O problema é convencer as crianças a comerem comida saudável.
É. mas no livro damos o exemplo do que a Claire fez com a filha. Um dia ela disse à filha que ela tinha um zoo na barriga, com muitos bichinhos e convenceu-a que os bichinhos cantavam e faziam festas e adoravam viver na barriga dela, mas que estavam sempre com fome e que ela tinha de os alimentar, caso contrário eles morriam. Mas os bichinhos não gostavam de doces, nem gelados, nem hambúrgueres. Só gostavam de frutas e vegetais. E assim conseguiu pôr a filha a comer comida saudável. Não é fácil, mas consegue-se.

A flora microbiana desenvolve-se nos primeiros tempos de vida. Pode uma criança nascida através de cesariana desenvolver a sua flora microbiana, tal como a criança que nasce por parto natural?

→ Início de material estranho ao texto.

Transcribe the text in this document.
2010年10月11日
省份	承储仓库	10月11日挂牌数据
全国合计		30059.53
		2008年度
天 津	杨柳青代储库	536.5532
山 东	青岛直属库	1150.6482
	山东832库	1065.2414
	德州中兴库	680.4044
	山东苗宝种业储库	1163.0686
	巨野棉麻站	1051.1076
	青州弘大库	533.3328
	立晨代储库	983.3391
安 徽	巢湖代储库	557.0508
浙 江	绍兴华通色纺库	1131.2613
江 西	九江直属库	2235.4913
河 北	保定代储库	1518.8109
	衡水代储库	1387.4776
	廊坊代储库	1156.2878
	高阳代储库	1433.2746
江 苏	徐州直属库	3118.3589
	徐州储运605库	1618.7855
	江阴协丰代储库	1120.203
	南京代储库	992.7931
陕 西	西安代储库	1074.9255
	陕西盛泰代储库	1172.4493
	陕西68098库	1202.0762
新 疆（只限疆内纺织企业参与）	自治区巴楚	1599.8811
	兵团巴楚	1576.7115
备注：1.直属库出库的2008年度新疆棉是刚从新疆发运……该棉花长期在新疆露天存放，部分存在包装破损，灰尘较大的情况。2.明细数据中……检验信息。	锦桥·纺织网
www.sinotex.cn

O que os estudos nos dizem é que uma criança quando nasce de parto natural fica logo exposta aos micróbios vaginais e fecais maternos. É o primeiro encontro do bebé com os micróbios. É uma verdadeira primeira prenda de aniversário. Os micróbios que o bebé recebe nesse momento são do tipo de micróbios que ajudam a digerir o leite materno. Daí que seja melhor para os bebés nascerem de parto natural do que por cesariana. Os bebés que nascem por cesariana têm uma maior taxa de asma e obesidade só porque não contactam com esses micróbios. Por isso, se uma mulher tiver de fazer uma cesariana por razões médicas, sejam elas quais forem, há uma técnica que já começa a ser usada em vários hospitais em todo o mundo e que consiste em esfregar as secreções vaginais da mãe na criança mal ela nasce.